L’article dédié à cette erreur de diagnostic n’ayant pas trouvé intérêt auprès de sites de diffusion, reste accessible à cette adresse : http://exosphene.over-blog.com/2018/12/gilets-jaunes-erreur-de-diagnostic.html

 

Comment ne pas être surpris de voir le gouvernement revenir aujourd’hui après l’acte 9, sur les propositions qu’il a refusées à l’acte 2, sans tenir compte de sa dramatique évolution.

Si le gouvernement revient en priorité sur les augmentations de salaire faisant fi de ne point entendre l’évolution de la réflexion du réseau, c’est pour une raison bien particulière, c’est que celle-ci commence vraiment à les inquiéter au plus haut point et qu’ils aimeraient bien pouvoir revenir en arrière, là où ils sont passés à côté pendant que cela était encore possible, même s’il leur en coûtait.

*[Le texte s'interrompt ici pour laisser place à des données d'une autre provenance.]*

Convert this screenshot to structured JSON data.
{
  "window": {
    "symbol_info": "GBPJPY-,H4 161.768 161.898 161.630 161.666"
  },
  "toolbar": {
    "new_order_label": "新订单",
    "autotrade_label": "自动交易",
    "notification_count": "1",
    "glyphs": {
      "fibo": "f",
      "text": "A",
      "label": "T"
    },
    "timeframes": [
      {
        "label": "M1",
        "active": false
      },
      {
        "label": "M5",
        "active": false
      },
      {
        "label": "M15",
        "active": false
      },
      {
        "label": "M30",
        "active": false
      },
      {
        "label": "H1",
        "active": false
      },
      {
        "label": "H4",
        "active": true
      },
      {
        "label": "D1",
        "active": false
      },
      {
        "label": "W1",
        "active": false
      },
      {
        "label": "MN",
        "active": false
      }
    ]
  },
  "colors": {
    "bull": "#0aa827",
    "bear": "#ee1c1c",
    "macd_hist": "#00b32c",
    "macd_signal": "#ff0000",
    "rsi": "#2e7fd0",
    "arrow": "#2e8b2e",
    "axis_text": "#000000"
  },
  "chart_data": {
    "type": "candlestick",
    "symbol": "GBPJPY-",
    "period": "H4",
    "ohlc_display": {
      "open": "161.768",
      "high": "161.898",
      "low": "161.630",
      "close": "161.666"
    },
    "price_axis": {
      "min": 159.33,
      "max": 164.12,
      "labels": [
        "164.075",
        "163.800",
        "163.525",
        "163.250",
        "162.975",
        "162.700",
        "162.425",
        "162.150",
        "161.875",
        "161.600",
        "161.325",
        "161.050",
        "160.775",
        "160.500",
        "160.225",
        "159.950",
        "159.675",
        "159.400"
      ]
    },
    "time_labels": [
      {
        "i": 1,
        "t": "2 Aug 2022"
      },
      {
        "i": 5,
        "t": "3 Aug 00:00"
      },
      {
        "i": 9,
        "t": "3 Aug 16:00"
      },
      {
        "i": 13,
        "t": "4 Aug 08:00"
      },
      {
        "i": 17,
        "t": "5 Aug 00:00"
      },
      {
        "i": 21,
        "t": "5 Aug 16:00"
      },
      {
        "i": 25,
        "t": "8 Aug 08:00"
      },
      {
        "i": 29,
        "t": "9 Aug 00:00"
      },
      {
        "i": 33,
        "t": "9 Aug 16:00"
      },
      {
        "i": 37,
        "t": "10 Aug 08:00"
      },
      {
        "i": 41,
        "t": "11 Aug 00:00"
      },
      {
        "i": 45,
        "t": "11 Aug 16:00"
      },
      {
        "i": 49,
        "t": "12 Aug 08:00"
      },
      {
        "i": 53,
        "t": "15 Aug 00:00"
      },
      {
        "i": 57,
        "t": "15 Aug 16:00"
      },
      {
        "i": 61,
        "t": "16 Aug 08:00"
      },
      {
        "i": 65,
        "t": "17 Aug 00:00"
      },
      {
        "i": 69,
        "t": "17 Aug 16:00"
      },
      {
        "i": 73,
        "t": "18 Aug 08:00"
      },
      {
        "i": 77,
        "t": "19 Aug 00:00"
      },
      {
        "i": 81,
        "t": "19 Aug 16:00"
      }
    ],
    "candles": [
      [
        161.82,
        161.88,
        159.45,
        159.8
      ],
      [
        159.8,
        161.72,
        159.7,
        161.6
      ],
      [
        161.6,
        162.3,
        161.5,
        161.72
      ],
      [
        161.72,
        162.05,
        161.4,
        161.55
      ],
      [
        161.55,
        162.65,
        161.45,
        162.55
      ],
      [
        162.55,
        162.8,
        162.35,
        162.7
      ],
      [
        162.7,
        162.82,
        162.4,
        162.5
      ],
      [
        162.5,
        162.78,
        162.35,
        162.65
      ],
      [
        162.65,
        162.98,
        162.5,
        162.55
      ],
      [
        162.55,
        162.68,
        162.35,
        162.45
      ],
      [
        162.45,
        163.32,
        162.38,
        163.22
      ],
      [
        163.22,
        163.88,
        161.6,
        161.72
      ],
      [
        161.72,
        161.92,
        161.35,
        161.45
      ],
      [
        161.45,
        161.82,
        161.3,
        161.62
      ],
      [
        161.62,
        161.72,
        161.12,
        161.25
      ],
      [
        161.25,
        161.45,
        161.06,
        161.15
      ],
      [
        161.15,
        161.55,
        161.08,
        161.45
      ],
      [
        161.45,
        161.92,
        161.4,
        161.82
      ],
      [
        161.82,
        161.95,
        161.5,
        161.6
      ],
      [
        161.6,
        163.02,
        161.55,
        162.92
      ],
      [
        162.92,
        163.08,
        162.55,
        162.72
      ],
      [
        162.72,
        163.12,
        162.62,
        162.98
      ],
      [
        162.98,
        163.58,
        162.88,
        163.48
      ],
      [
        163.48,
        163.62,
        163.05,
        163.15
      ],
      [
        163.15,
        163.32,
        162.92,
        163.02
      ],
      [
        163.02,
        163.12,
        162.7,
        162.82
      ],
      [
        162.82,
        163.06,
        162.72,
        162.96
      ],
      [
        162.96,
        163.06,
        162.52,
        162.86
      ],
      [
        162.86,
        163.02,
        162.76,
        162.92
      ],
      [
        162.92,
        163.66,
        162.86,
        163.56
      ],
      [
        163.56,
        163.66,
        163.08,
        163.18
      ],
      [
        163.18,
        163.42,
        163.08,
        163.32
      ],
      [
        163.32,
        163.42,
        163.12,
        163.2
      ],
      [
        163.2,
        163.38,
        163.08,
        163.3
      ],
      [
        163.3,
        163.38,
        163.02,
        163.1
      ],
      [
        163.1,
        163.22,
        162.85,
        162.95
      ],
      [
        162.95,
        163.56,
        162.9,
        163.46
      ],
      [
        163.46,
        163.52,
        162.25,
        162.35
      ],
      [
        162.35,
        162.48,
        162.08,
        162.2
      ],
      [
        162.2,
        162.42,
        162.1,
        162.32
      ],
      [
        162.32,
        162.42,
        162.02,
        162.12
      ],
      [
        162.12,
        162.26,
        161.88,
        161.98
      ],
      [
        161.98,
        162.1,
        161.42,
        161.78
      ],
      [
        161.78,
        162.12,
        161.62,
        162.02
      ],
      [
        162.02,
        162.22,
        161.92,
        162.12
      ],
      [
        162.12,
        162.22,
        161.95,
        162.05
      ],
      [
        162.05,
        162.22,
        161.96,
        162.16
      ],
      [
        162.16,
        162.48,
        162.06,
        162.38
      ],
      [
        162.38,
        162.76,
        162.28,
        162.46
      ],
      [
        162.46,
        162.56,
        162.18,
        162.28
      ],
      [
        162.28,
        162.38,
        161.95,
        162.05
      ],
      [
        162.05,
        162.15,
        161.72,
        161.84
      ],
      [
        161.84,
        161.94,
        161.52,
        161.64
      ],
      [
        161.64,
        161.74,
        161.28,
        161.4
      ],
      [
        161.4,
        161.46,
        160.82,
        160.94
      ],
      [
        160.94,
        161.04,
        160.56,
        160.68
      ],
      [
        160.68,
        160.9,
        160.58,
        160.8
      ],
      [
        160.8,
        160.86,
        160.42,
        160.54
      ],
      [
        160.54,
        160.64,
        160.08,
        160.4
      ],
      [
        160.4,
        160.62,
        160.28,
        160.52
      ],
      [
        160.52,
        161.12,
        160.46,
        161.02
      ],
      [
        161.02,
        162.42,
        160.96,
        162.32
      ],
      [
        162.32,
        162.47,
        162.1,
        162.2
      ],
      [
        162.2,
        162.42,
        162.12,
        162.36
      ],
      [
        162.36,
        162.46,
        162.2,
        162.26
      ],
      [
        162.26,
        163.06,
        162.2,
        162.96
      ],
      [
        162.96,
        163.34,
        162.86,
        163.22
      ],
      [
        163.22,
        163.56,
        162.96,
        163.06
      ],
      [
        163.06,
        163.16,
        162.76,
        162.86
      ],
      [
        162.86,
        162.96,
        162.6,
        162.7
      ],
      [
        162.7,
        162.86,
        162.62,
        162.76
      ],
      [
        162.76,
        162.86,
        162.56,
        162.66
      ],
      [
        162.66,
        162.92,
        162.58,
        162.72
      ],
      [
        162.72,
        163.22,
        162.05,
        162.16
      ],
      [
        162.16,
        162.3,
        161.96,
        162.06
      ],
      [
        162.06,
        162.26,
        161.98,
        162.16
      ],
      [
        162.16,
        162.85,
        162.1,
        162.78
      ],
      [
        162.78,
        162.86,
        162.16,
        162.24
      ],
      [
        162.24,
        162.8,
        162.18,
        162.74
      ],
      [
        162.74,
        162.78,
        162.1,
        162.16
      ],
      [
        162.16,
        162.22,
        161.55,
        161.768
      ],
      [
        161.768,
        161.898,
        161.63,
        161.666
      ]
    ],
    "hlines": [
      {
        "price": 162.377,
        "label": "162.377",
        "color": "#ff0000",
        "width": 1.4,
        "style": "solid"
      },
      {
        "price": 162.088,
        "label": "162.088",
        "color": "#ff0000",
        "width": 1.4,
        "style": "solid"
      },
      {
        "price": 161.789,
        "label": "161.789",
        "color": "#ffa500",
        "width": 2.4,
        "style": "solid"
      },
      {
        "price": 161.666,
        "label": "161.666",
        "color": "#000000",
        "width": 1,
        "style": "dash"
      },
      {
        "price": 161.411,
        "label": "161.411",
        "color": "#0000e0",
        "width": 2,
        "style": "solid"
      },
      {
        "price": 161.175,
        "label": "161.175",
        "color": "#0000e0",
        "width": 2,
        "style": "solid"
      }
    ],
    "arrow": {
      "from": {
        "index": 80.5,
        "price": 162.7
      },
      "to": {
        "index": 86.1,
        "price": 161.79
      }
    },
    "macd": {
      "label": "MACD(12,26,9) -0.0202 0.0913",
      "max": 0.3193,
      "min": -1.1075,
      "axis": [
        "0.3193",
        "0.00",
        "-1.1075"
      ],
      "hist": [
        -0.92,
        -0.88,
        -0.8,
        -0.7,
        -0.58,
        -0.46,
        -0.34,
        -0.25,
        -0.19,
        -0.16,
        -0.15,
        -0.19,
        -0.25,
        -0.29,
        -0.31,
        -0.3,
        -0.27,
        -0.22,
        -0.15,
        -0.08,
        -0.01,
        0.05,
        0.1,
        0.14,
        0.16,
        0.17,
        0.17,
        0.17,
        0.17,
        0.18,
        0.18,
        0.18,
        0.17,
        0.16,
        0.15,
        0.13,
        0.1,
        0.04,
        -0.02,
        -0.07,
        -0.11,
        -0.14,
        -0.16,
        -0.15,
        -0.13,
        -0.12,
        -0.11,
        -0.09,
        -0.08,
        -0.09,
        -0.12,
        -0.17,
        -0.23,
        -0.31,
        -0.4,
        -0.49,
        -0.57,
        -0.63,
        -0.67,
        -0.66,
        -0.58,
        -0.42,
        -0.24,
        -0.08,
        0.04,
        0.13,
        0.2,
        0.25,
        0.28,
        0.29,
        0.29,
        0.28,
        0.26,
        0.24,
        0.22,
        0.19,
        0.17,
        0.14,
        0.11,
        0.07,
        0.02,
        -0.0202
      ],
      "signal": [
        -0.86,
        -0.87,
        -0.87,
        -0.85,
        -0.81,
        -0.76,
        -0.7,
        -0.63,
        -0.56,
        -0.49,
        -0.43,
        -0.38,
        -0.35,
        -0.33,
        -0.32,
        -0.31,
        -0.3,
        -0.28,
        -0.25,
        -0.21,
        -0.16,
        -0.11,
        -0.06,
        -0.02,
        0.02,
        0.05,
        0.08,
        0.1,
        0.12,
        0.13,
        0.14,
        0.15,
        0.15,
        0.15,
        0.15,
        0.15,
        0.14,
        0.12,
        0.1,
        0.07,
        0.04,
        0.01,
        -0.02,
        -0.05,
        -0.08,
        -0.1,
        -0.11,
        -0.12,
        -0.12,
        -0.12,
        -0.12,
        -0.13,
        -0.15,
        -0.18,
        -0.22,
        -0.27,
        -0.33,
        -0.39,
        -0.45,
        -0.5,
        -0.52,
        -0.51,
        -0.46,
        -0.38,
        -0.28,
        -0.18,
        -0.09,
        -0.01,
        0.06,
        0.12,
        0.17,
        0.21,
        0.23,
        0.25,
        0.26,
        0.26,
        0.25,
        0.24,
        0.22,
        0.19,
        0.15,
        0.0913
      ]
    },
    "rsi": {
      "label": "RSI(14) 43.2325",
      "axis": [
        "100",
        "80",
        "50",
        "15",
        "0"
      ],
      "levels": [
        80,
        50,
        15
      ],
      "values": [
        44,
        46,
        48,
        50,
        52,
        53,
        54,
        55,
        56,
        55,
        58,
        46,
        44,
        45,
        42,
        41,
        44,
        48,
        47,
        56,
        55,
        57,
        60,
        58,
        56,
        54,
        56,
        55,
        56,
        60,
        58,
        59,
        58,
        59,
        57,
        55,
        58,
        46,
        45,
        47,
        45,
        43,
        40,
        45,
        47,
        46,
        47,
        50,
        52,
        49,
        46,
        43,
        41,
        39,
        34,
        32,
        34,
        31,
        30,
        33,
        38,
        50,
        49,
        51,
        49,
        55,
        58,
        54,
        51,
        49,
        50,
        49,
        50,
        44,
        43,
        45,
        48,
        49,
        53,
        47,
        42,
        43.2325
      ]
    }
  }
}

Mais voilà !!! Il y a du sang qui a coulé entre temps et il est trop tard pour revenir en arrière.

Considérant l’absence de considération du caractère fractal qu’habite toute chose en ce monde, et de l’incapacité à analyser la pertinence des modèles de situations et de comparaisons pour raisons idéologiques et d’ego surdimensionné, l’on ne peut que se résoudre au constat de la suffisance de ces « élites » à devoir considérer à sa juste valeur, la réflexion d’un réseau qui leur donne la jaunisse. Ils ne savent pas comment l’aborder, ce n’est pas écrit dans leur manuel.

Manipuler des personnes qui s’inscrivent dans une structure hiérarchisée est simple, il suffit de corrompre ceux qui les représentent, les autres suivront. Mais manipuler tout un réseau dont la position émergente est le consensus de l’interaction d’échanges entre des milliers de personnes, qui n’éprouvent aucunement le besoin de laisser les clés à un interlocuteur privilégié, pose une question inédite.

L’état perd la main sur son pouvoir d’influence et de corruption à moindre frais.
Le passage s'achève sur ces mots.